TRIBUNBANYUMAS.COM, WONOSOBO — Pembentangan bendera Merah Putih raksasa berukuran 40 x 35 meter dan perlombaan panjat pinang di Ketinggian Pos 3 mewarnai peringatan HUT ke-81 Republik Indonesia di Gunung Prau via Patak Banteng, Kabupaten Wonosobo, Senin (17/8/2026).
Perhelatan unik di atas awan tersebut sukses menyedot perhatian ribuan pendaki dari berbagai daerah.
Atmosfer kemerdekaan makin semarak saat para pendaki berkumpul menyaksikan atraksi panjat pinang berhadiah perlengkapan pendakian di atas tiang setinggi 8 meter. Tradisi memanjat di area pegunungan ini menjadi magnet utama yang menghadirkan hiburan tak biasa bagi para pencinta alam.

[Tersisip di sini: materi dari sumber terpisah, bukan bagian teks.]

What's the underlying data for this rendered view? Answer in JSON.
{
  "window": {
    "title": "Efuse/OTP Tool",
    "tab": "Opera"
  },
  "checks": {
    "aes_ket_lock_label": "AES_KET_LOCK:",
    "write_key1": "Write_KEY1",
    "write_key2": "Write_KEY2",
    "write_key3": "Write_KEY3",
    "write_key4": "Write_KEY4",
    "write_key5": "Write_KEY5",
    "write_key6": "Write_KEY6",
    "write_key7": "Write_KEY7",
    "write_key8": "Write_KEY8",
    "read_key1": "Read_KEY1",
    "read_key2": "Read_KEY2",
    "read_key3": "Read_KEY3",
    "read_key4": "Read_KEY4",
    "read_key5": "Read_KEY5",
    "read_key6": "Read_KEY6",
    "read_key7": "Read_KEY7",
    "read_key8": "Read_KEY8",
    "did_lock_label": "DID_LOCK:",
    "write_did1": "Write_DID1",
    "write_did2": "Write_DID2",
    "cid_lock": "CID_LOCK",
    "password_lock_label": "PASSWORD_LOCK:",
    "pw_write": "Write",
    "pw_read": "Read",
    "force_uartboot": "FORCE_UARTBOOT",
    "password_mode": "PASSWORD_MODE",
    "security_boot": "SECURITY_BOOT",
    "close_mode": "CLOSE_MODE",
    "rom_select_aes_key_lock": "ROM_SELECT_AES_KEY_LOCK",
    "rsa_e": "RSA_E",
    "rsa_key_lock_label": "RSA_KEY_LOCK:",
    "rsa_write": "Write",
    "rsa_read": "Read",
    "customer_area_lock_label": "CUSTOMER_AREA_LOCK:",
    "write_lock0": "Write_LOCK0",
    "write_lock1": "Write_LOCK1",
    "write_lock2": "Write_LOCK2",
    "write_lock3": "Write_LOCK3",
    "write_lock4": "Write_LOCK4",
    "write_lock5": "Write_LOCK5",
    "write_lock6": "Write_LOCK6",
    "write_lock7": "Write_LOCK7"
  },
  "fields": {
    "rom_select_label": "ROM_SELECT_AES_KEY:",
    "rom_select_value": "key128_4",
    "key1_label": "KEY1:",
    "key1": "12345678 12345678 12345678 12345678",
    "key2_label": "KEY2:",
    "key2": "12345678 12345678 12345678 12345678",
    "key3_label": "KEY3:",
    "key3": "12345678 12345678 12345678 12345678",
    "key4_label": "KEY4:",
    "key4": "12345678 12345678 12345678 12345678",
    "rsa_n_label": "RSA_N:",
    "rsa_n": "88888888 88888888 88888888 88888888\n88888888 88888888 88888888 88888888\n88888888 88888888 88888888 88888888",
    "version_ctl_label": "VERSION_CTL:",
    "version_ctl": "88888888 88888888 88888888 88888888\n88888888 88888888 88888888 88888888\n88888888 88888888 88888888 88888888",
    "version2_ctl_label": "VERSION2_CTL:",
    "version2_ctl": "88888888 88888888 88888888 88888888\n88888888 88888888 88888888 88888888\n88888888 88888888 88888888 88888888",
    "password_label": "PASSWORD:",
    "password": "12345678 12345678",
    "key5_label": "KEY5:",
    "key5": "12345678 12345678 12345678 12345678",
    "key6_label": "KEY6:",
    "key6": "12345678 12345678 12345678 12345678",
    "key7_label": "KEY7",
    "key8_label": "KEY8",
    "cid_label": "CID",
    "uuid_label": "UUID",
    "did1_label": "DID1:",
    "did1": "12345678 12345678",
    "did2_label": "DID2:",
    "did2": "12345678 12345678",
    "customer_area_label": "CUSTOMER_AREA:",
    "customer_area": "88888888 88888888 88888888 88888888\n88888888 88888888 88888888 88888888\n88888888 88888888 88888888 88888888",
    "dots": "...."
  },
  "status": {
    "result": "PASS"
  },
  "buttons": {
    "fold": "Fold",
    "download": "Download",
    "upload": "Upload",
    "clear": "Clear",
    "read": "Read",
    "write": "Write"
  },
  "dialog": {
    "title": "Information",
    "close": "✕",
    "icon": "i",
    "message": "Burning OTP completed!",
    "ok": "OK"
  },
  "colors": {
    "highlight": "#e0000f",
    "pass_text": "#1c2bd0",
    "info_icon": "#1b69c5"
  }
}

Maya Sofia, pendaki asal Purwokerto, mengaku terkesan dengan rangkaian agenda kemerdekaan yang disajikan pengelola di sepanjang jalur pendakian.
"Baru pertama kali naik gunung soalnya ada event Hari Kemerdekaan. Kaget ternyata ramai banget, tapi seru dan pemandangan dari puncak Gunung Prau benar-benar best," ujar Maya, Senin (17/8/2026).
Senada dengan Maya, Mella pendaki asal Tangerang juga menilai lomba panjat pinang di medan pegunungan merupakan pengalaman ikonik yang jarang ditemui di destinasi wisata lain.
"Lumayan unik karena ada lomba di gunung. Mampir lihat dulu, sekalian dapat teman-teman baru dari Bogor dan Serang," kata Mella.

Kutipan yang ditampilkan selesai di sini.